Один из ратников смеётся.
– Впусти его. Всё одно Зинлантол его вышвырнет вон.
Зинлантол сидит за своим столом. Она начинает люто пялиться на меня, пока я ещё нахожусь на достаточном расстоянии, и продолжает это делать.
– Я пришёл поговорить с Цетеносом.
– Он не принимает.
– Сопроводительное письмо от баронессы Демелзос свидетельствует об обратном, – я не теряю время на размахивания им. Зинлантол воспринимает это как большой удар. Изучив личную печать, она неохотно признаёт, что она подлинная. Она встаёт со стула и говорит с молодым помощником.
– Скажи Цетеносу, к нему пришли. Сыщик из Турая, и, можешь себе представить, с представлениями от баронессы Демелзос.
Долгое время я жду, пока Зинлантол подчёркнуто не обращает на меня внимания.

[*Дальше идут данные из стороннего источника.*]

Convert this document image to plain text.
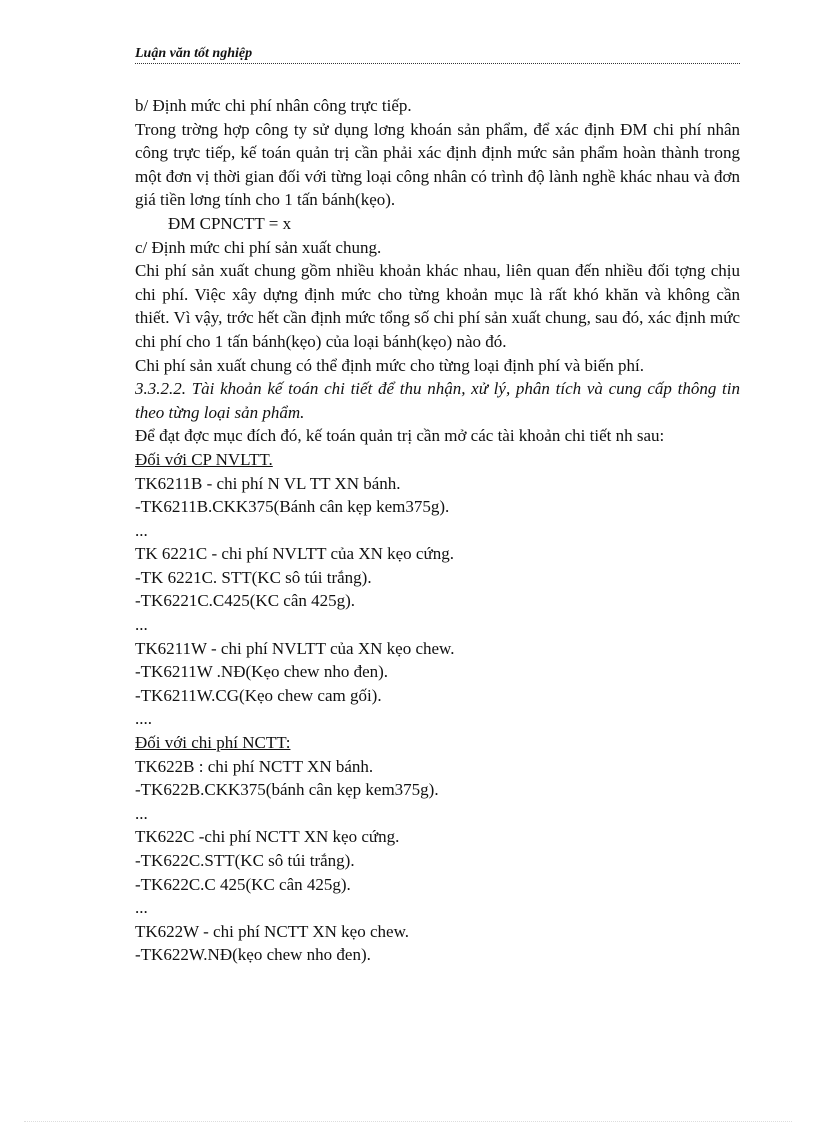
Luận văn tốt nghiệp

b/ Định mức chi phí nhân công trực tiếp.

Trong trờng hợp công ty sử dụng lơng khoán sản phẩm, để xác định ĐM chi phí nhân công trực tiếp, kế toán quản trị cần phải xác định định mức sản phẩm hoàn thành trong một đơn vị thời gian đối với từng loại công nhân có trình độ lành nghề khác nhau và đơn giá tiền lơng tính cho 1 tấn bánh(kẹo).

ĐM CPNCTT = x

c/ Định mức chi phí sản xuất chung.

Chi phí sản xuất chung gồm nhiều khoản khác nhau, liên quan đến nhiều đối tợng chịu chi phí. Việc xây dựng định mức cho từng khoản mục là rất khó khăn và không cần thiết. Vì vậy, trớc hết cần định mức tổng số chi phí sản xuất chung, sau đó, xác định mức chi phí cho 1 tấn bánh(kẹo) của loại bánh(kẹo) nào đó.

Chi phí sản xuất chung có thể định mức cho từng loại định phí và biến phí.

3.3.2.2. Tài khoản kế toán chi tiết để thu nhận, xử lý, phân tích và cung cấp thông tin theo từng loại sản phẩm.

Để đạt đợc mục đích đó, kế toán quản trị cần mở các tài khoản chi tiết nh sau:

Đối với CP NVLTT.

TK6211B - chi phí N VL TT XN bánh.

-TK6211B.CKK375(Bánh cân kẹp kem375g).

...

TK 6221C - chi phí NVLTT của XN kẹo cứng.

-TK 6221C. STT(KC sô túi trắng).

-TK6221C.C425(KC cân 425g).

...

TK6211W - chi phí NVLTT của XN kẹo chew.

-TK6211W .NĐ(Kẹo chew nho đen).

-TK6211W.CG(Kẹo chew cam gối).

....

Đối với chi phí NCTT:

TK622B : chi phí NCTT XN bánh.

-TK622B.CKK375(bánh cân kẹp kem375g).

...

TK622C -chi phí NCTT XN kẹo cứng.

-TK622C.STT(KC sô túi trắng).

-TK622C.C 425(KC cân 425g).

...

TK622W - chi phí NCTT XN kẹo chew.

-TK622W.NĐ(kẹo chew nho đen).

Позади неё выстроились ряды полок, полных книг и свитков. За полками находятся шкафы из потемневшего от времени дерева. Я замечаю, что помощники приходят с коробками и начинают загружать бумаги в шкафы.
– Что это? – спрашиваю я.
– Учётные записи добычи руды, – бормочет Зинлантол. Прошу не мешать, я занята.
Наконец, приходит первый помощник и делает мне знак следовать за ним. Он ведёт меня по тускло освещённым комнатам, полным пыльных книг и свитков, вверх по витой лестнице, через другие комнаты и, наконец, в то, что может сойти за частную приёмную, не до конца забитую коробками с бумагами, которые явно ещё ожидают разборки. Я сажусь и жду. От нечего делать я пытаюсь читать некоторые бумаги на столе рядом со мною, но они все о производительности серебряных рудников, и мои глаза слипаются.
Цетенос оказывается старше, чем я ожидал. Поздно женился, видать. Он опирается на трость для ходьбы, когда медленно шаркает по комнате. Волосы у него тонкие и седые, но длиннее тех, которые я бы ожидал у самсаринского правительственного чиновника. Нарукавники его обветшали, а ботинки, некогда нарядные, протёрлись и износились. Он похож на человека, коего свой внешний вид больше не заботит. Когда я встаю поприветствовать его, он стоит без движения, глядя на меня, оценивая меня в тишине. Я достаю письмо Демелзос.
– Баронесса просит, чтобы я побеседовал с тобой.
Он осматривает письмо.
– Ты расспрашиваешь на счёт Алцетен?
– Верно.
Рука старичка начинает трястись, то же происходит и с его тростью. Какое облегчение, что он безопасно добирается до кресла.
– Её смерть была страшным ударом, – говорит он. – Боль от этого почти..., – его голос затухает.
– Когда вы виделись в последний раз?
– За минуту до происшествия. Она была здесь, в этой комнате. Но почему ты спрашиваешь об этом?
– Просто пытаюсь прояснить некоторые подробности.
Цетенос, поражённый несчастьем, тем не менее остроты ума не утерял.
– Есть подозрения, что смерть моей дочери не была случайной?
– Да. Но если ты станешь твердить об этом всем и каждому, мне станет сложнее проводить расследование.
– С чего же это может оказаться не несчастным случаем? Никому и в голову не пришло бы вредить Алцетен.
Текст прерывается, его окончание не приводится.